Aktüel Yorum

Hepimiz aynı kuşağız ama…

Birkaç kitabı birlikte okumak huyum vardır ve bu özellikle kalın kitaplar için geçerlidir. Bir arkadaştan bugün postayla gelen DDKO (Devrimci Doğu Kültür Ocakları)’na başlarken, Almanca Philosophie des Todes (Ölüm Felsefesi)’ni bitirdim. İki yıl kadar önce henüz son üniversiteyi bitirmemişken bu isimde ders olduğunu görmüş ve merak etmiştim ama dinleyebilmek fırsatım olmadı, o sıra çok yoğundu, aldığım dersler de ağırdı. Sonra yeni çıkan kitabı görünce aldım ve konu o kadar büyük ki… Hemen konuyla ilgili Epikür’den başlayarak önemli tüm metinleri içiren Der Tod (Ölüm) adlı derlemeyi de aldım. Şimdi ona başlayacağım.

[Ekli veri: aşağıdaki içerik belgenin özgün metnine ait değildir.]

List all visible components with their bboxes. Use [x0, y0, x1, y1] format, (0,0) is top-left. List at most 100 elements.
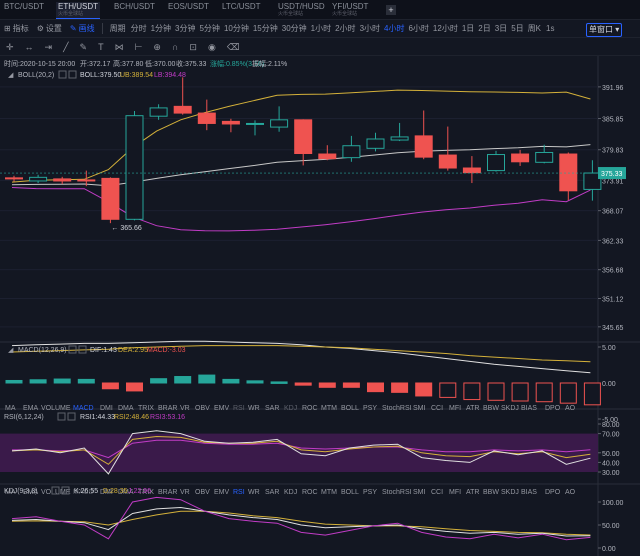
- lock-icon[interactable]: ⊡: [189, 38, 197, 56]
- tab-btc-usdt[interactable]: BTC/USDT: [2, 2, 46, 19]
- indicator-option-brar[interactable]: BRAR: [158, 489, 177, 496]
- horizontal-line-icon[interactable]: ↔: [25, 38, 34, 56]
- indicator-option-ma[interactable]: MA: [5, 405, 16, 412]
- indicator-option-sar[interactable]: SAR: [265, 405, 279, 412]
- indicator-option-vr[interactable]: VR: [180, 489, 190, 496]
- indicator-option-mfi[interactable]: MFI: [449, 405, 461, 412]
- period-周K[interactable]: 周K: [528, 20, 541, 38]
- indicator-option-bias[interactable]: BIAS: [521, 405, 537, 412]
- indicator-option-stochrsi[interactable]: StochRSI: [382, 405, 412, 412]
- period-3分钟[interactable]: 3分钟: [175, 20, 195, 38]
- period-6小时[interactable]: 6小时: [408, 20, 428, 38]
- indicator-option-cci[interactable]: CCI: [431, 489, 443, 496]
- tab-yfi-usdt[interactable]: YFI/USDT 火币全球站: [330, 2, 370, 19]
- indicator-option-ao[interactable]: AO: [565, 489, 576, 496]
- indicator-option-mfi[interactable]: MFI: [449, 489, 461, 496]
- period-2日[interactable]: 2日: [478, 20, 490, 38]
- period-3小时[interactable]: 3小时: [360, 20, 380, 38]
- pencil-icon[interactable]: ✎: [70, 20, 77, 38]
- indicator-option-emv[interactable]: EMV: [214, 489, 230, 496]
- tab-ltc-usdt[interactable]: LTC/USDT: [220, 2, 263, 19]
- indicator-option-sar[interactable]: SAR: [265, 489, 279, 496]
- period-1日[interactable]: 1日: [462, 20, 474, 38]
- indicator-option-emv[interactable]: EMV: [214, 405, 230, 412]
- indicator-option-stochrsi[interactable]: StochRSI: [382, 489, 412, 496]
- indicator-option-ema[interactable]: EMA: [23, 405, 39, 412]
- refresh-rate[interactable]: 1s: [546, 20, 554, 38]
- indicator-option-volume[interactable]: VOLUME: [41, 489, 71, 496]
- indicator-option-skdj[interactable]: SKDJ: [501, 489, 519, 496]
- indicator-option-macd[interactable]: MACD: [73, 405, 94, 412]
- settings-button[interactable]: 设置: [46, 20, 62, 38]
- indicator-option-bias[interactable]: BIAS: [521, 489, 537, 496]
- indicator-option-bbw[interactable]: BBW: [483, 405, 499, 412]
- period-1分钟[interactable]: 1分钟: [151, 20, 171, 38]
- trend-line-icon[interactable]: ╱: [63, 38, 68, 56]
- indicator-option-dma[interactable]: DMA: [118, 405, 134, 412]
- period-3日[interactable]: 3日: [495, 20, 507, 38]
- indicator-button[interactable]: 指标: [13, 20, 29, 38]
- indicator-option-ao[interactable]: AO: [565, 405, 576, 412]
- indicator-option-psy[interactable]: PSY: [363, 405, 377, 412]
- eye-icon[interactable]: ◉: [208, 38, 216, 56]
- indicator-option-dpo[interactable]: DPO: [545, 489, 561, 496]
- period-5分钟[interactable]: 5分钟: [199, 20, 219, 38]
- period-12小时[interactable]: 12小时: [433, 20, 458, 38]
- indicator-option-mtm[interactable]: MTM: [321, 405, 337, 412]
- text-icon[interactable]: T: [98, 38, 104, 56]
- chart-area[interactable]: 391.96 385.85 379.83 373.91 368.07 362.33 356.…: [0, 56, 640, 556]
- magnet-icon[interactable]: ∩: [172, 38, 178, 56]
- indicator-option-bbw[interactable]: BBW: [483, 489, 499, 496]
- period-4小时[interactable]: 4小时: [384, 20, 404, 38]
- indicator-icon[interactable]: ⊞: [4, 20, 11, 38]
- indicator-option-wr[interactable]: WR: [248, 489, 260, 496]
- period-1小时[interactable]: 1小时: [311, 20, 331, 38]
- indicator-option-rsi[interactable]: RSI: [233, 489, 245, 496]
- chart-svg[interactable]: 391.96 385.85 379.83 373.91 368.07 362.33 356.…: [0, 56, 640, 556]
- gear-icon[interactable]: ⚙: [37, 20, 44, 38]
- indicator-option-trix[interactable]: TRIX: [138, 405, 154, 412]
- indicator-option-smi[interactable]: SMI: [413, 405, 426, 412]
- indicator-option-wr[interactable]: WR: [248, 405, 260, 412]
- tab-eos-usdt[interactable]: EOS/USDT: [166, 2, 211, 19]
- indicator-option-vr[interactable]: VR: [180, 405, 190, 412]
- ruler-icon[interactable]: ⊢: [135, 38, 143, 56]
- indicator-option-psy[interactable]: PSY: [363, 489, 377, 496]
- indicator-option-obv[interactable]: OBV: [195, 405, 210, 412]
- period-10分钟[interactable]: 10分钟: [224, 20, 249, 38]
- indicator-option-kdj[interactable]: KDJ: [284, 405, 297, 412]
- zoom-in-icon[interactable]: ⊕: [153, 38, 161, 56]
- indicator-option-roc[interactable]: ROC: [302, 405, 318, 412]
- tab-eth-usdt[interactable]: ETH/USDT 火币全球站: [56, 2, 100, 19]
- ray-icon[interactable]: ⇥: [45, 38, 53, 56]
- indicator-option-rsi[interactable]: RSI: [233, 405, 245, 412]
- indicator-option-roc[interactable]: ROC: [302, 489, 318, 496]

Bir de Alfred Lorenzer’e Giriş kitabı var ki, biraz yavaş ilerliyor. Bu psikoanalitikçiden Yakın Almanya Tarihi ve Felsefe adlı yazıda söz etmiştim (bkz. www.enginerkinerkitaplar.blogspot.com) Bu adamı severim. Almanya’da politik bilim-sosyoloji bölümünü bitirdikten sonra sosyal psikolojide doktorayı niyetlenmiştim. Konu, Türkiye 68’inde bilinçaltı. Yaklaşık on sayfalık ne yapacağımı, nasıl yapacağımı anlatan metni yazdım. Prof. hemen imzaladı ama Türkçe bilen bir prof. bulmamı istedi. Çalışma 68 ile ilgili Türkçe metin analizlerine dayanacaktı. Lorenzer’e göre her metin sadece manifest ya da açık ifade edilenleri içermez, bir de yazanın bile farkında olmadığı latent denilen gizli bilgi vardır. Bu bilgi bilinçaltını gösterir. Lorenzer eserlerinde bu latent bilginin nasıl ortaya çıkarılabileceğini incelemiştir. Bu konuda bir başka uzman olarak H.D. König sayılabilir. Ondan da yukarda adı geçen yazıda söz etmiştim. Nazilerin ünlü propaganda filminin (bizde Sıradan Faşizm olarak gösterilmiştir) ayrıntılı analizini yapar.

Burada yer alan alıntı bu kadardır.